Les logiciens et mêmes les psychologues prennent
d’ordinaire comme simple, comme inné ou, tout au moins,
comme institué par les seules forces de l’individu, le
procédé qui consiste à classer les êtres, les événements,
les faits du monde en genres et en espèces, à les subsumer
les uns sous les autres, à déterminer les rapports
d’inclusion ou d’exclusion.
Il y a pourtant un fait qui, à lui seul, pourrait suffire
à indiquer que cette opération a d’autres origines :
c’est que la manière dont nous l’entendons et la
pratiquons est relativement récente. Pour nous, en effet,
classer les choses, c’est les ranger en groupes distincts
les uns des autres, séparés par des lignes de démarcation
nettement déterminées. De ce que l’évolutionnisme
moderne nie qu’il y ait entre eux un abîme
infranchissable, il ne s’ensuit pas qu’il les confonde
jusqu’à réclamer le droit de les déduire les uns des
autres.
Il
y a, au fond de notre conception de la classe, l’idée
d’une circonscription aux contours arrêtés et définis.
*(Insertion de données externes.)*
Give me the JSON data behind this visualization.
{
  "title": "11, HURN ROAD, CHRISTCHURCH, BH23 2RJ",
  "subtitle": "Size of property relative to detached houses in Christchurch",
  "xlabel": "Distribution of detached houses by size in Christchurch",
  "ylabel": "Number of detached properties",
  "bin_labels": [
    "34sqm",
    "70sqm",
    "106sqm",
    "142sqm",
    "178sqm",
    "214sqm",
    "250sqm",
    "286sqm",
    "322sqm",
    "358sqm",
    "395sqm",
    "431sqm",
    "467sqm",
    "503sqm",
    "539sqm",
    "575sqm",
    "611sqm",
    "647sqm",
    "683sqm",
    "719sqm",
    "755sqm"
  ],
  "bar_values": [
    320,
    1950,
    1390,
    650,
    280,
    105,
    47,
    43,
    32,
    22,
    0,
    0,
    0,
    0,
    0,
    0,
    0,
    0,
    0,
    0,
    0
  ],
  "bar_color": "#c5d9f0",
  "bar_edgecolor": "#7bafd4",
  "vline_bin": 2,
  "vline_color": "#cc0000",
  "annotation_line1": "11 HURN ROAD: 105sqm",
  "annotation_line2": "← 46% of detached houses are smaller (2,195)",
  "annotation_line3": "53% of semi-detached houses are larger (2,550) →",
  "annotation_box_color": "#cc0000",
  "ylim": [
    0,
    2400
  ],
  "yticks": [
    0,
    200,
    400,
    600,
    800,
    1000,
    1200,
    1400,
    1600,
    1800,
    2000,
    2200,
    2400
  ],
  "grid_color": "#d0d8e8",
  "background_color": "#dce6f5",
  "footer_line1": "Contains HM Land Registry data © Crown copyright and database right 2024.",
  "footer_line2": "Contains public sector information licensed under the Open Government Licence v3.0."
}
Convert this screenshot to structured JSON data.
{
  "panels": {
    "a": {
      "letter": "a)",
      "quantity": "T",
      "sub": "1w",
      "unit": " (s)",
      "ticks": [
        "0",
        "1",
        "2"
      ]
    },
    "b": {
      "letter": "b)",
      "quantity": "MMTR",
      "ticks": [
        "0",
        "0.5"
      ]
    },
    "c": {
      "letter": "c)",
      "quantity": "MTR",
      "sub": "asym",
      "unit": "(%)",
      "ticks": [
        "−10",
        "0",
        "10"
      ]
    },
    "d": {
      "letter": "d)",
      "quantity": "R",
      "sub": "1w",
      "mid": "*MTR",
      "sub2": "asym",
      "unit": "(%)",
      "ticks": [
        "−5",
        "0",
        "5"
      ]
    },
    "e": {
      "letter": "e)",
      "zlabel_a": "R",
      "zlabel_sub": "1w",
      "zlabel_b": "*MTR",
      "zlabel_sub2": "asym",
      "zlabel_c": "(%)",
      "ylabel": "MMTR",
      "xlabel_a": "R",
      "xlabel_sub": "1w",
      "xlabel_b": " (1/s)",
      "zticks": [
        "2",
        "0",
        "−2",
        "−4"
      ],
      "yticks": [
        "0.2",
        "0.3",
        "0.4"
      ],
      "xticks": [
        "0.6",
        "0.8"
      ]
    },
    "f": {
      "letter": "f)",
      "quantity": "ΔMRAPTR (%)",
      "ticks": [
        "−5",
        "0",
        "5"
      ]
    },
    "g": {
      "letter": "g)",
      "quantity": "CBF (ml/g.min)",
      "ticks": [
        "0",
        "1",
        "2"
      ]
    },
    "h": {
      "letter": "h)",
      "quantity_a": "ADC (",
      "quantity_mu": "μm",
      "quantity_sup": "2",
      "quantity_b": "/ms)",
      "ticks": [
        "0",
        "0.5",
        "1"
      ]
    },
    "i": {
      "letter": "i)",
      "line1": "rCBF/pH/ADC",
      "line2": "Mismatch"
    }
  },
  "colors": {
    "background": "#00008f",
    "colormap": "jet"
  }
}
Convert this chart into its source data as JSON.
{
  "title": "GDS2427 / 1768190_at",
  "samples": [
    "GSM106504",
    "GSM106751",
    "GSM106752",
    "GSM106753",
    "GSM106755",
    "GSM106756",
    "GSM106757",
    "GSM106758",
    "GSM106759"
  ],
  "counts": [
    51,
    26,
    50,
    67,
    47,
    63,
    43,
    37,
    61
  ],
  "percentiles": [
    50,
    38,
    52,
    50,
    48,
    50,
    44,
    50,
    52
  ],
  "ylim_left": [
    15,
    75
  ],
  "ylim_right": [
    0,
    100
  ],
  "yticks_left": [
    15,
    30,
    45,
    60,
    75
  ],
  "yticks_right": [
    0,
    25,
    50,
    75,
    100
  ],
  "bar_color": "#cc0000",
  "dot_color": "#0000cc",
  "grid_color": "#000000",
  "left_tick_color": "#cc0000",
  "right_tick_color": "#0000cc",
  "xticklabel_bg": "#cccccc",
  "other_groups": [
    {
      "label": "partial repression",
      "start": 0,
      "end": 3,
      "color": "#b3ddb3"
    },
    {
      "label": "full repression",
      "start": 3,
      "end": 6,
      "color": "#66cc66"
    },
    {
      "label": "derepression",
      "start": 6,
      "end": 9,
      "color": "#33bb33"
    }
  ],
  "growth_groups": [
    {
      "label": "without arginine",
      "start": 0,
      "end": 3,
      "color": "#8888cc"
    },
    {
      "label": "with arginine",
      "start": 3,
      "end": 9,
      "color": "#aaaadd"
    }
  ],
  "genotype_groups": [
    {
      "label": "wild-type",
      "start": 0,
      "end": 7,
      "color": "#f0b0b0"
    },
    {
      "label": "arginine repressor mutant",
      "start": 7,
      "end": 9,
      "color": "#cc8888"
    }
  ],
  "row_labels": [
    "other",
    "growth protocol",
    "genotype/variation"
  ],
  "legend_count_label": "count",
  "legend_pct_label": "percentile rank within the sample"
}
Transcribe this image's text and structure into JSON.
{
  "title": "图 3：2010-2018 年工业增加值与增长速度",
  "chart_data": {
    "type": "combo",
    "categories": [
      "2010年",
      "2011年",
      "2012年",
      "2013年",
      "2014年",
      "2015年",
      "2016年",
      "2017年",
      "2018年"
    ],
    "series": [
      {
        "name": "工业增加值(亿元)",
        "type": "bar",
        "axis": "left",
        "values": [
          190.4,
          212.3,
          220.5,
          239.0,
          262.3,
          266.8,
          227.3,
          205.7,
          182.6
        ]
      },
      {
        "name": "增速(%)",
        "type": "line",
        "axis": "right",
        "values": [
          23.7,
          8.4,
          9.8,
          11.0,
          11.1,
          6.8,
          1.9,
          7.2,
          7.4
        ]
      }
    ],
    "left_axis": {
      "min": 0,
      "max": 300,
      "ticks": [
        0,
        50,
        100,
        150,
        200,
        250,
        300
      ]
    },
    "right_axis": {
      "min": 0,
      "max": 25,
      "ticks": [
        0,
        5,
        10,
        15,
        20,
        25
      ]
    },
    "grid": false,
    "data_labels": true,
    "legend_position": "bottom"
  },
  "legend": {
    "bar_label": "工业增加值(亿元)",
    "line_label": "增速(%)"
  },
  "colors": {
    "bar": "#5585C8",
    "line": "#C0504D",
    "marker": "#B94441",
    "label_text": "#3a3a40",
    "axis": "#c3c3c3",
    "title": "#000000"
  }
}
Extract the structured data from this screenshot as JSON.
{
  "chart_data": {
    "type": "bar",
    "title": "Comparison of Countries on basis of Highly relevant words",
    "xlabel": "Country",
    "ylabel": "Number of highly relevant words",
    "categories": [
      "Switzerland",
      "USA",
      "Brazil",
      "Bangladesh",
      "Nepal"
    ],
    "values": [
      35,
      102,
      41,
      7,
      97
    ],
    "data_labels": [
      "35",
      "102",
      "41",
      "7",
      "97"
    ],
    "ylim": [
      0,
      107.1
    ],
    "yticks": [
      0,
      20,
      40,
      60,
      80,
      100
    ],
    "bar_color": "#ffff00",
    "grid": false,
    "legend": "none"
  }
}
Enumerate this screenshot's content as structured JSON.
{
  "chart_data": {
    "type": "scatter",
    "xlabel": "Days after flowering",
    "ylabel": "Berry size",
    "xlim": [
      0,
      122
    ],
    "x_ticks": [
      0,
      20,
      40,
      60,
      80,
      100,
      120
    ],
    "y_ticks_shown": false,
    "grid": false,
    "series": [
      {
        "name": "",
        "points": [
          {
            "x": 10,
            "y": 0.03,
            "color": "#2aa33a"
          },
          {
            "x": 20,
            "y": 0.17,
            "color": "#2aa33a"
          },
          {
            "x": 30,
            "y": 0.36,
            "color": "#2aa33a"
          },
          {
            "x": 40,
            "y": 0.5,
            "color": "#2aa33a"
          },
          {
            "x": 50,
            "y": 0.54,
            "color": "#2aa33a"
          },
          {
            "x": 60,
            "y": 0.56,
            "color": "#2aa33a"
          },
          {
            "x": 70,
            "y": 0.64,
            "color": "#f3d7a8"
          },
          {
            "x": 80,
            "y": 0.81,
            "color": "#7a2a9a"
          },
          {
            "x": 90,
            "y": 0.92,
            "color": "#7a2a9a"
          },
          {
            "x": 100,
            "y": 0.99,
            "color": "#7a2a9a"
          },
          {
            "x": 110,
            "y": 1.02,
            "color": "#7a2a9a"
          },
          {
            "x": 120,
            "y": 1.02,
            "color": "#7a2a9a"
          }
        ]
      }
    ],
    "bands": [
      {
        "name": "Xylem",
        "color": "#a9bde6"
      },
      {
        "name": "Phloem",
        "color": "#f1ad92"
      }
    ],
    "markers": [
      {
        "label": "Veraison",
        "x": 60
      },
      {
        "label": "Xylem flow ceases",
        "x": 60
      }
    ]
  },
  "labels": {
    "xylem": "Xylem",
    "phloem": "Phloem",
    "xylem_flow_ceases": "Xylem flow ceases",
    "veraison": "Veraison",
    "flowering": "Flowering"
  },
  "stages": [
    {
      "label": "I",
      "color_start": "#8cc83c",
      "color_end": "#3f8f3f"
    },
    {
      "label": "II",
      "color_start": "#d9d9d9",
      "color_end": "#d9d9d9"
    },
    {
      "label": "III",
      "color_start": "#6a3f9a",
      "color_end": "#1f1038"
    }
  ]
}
Or, on pourrait presque dire que cette conception de la
classification ne remonte pas au-delà d’Aristote.
Aristote est le premier qui ait proclamé l’existence et
la réalité des différences spécifiques, démontré que
le moyen était cause et qu’il n’y avait pas de passage
direct d’un genre à l’autre.
Non
seulement notre notion actuelle de la classification a une
histoire, mais cette histoire elle-même présuppose une préhistoire
considérable.
Les
métamorphoses, les transmissions de qualités, les
substitutions de personnes, d’âmes et de corps, les
croyances relatives à la matérialisation des esprits, à
la spiritualisation d’objets matériels, sont des éléments
de la pensée religieuse ou du folklore. Or l’idée même
de semblables transmutations ne pourraient pas naître si
les choses étaient représentées dans des concepts délimités
et classés.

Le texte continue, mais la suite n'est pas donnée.